When building each tree, instead of greedily choosing the best split from all features at every node, the algorithm is forced to choose from a random subset of features. This is a moment of sheer design brilliance. Why?
It introduces even more diversity into the committee. In a standard bagged set of trees, the same powerful feature might dominate the top split across most trees, making them highly correlated. By randomly limiting the feature choices at each node, you decorrelate the trees. One tree might be forced to use a decent-but-not-best feature, leading it down a different path. The resulting trees are individually weaker (slightly higher bias) but much less correlated. This reduction in correlation is the key to a more effective variance reduction when we average them all together.
In scikit-learn, a RandomForestClassifier is optimized and easier to use than a BaggingClassifier of DecisionTreeClassifiers. It automatically uses feature randomness (controlled by max_features) and other tricks.
from sklearn.ensemble import RandomForestClassifier
# The classic. It just works.
rf_clf = RandomForestClassifier(
n_estimators=500,
max_leaf_nodes=16, # A way to control the size of individual trees
oob_score=True,
random_state=42
)
rf_clf.fit(X_train, y_train)
y_pred_rf = rf_clf.predict(X_test)
print(f"Random Forest test accuracy: {accuracy_score(y_test, y_pred_rf):.4f}")
print(f"Random Forest OOB accuracy: {rf_clf.oob_score_:.4f}")
Practical Considerations and Pitfalls
Don’t just throw 1000 trees at everything and hope for the best. Here’s what you need to know:
- The Law of Diminishing Returns: More trees always reduce variance, but after a point, the improvement is negligible. The OOB error will plateau. Start with 100-500; you’ll know when you have enough.

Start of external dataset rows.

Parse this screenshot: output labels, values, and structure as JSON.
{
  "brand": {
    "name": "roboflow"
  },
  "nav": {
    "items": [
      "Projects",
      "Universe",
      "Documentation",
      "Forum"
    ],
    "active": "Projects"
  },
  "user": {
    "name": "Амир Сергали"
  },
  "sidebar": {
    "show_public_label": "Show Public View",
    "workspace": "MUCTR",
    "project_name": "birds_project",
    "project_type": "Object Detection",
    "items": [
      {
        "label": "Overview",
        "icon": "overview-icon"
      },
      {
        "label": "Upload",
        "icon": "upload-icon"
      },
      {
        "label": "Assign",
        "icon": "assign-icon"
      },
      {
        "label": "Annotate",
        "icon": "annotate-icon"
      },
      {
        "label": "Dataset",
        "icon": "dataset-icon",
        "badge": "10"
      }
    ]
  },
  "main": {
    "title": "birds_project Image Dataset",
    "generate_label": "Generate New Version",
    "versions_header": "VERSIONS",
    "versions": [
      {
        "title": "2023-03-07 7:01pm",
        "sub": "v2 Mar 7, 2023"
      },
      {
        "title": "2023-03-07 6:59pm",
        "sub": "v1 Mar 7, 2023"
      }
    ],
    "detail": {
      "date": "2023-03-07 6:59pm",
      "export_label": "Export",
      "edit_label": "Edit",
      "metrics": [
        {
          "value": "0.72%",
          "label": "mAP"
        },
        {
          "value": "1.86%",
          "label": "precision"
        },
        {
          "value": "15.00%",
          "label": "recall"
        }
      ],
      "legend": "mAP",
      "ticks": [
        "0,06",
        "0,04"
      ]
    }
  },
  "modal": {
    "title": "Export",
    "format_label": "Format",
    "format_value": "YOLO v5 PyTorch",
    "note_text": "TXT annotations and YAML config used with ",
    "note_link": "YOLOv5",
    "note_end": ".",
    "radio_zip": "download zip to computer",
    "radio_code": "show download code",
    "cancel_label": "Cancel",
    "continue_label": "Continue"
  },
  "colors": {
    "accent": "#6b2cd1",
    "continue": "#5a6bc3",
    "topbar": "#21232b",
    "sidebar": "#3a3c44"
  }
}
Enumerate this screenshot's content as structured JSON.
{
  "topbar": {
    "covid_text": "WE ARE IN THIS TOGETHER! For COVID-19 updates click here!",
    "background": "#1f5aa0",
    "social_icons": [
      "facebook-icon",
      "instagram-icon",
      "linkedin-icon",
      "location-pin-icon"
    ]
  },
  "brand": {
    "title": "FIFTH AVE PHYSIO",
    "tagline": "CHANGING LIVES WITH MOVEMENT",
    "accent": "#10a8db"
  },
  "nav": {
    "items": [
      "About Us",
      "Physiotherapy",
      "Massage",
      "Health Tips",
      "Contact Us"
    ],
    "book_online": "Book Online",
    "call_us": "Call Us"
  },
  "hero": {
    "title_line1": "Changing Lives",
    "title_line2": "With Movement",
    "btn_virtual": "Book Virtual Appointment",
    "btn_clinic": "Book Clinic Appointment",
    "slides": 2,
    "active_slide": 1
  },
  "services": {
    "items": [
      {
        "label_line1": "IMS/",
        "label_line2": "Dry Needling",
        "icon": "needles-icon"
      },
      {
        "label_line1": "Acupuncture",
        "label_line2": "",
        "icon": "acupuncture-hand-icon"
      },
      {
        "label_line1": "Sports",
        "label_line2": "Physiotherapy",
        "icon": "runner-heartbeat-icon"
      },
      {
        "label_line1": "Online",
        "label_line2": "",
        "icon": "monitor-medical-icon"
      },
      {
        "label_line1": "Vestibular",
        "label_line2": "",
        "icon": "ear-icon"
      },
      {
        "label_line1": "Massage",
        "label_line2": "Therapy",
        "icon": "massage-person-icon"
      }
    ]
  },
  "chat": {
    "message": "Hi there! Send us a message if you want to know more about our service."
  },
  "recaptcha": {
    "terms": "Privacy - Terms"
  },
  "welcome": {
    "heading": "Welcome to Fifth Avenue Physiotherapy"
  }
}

n_jobsis Your Best Friend: Training trees is embarrassingly parallel. Setn_jobs=-1to use all your cores and watch it fly. It’s free performance.- It’s Still a Black Box: A random forest is even less interpretable than a single tree. You can glean feature importance (via
rf_clf.feature_importances_), which is fantastic, but you can’t easily trace a single prediction through 500 trees. If you need explainability, this is a real trade-off. - The Bias Problem: Remember, bagging and random forests are primarily variance-reduction techniques. If your underlying model (a shallow tree) is wrong and has high bias, no amount of ensembling will fix it. You’ll just be efficiently averaging a bunch of wrong answers. Your committee is biased from the start. Always ensure your base learner is at least somewhat competent on its own.
The takeaway? If you have a noisy dataset and you need a robust, high-performance model out of the box, a Random Forest is almost always the first thing you should try. It’s a workhorse for a reason. It takes the inherent weakness of a decision tree—its instability—and turns it into its greatest strength.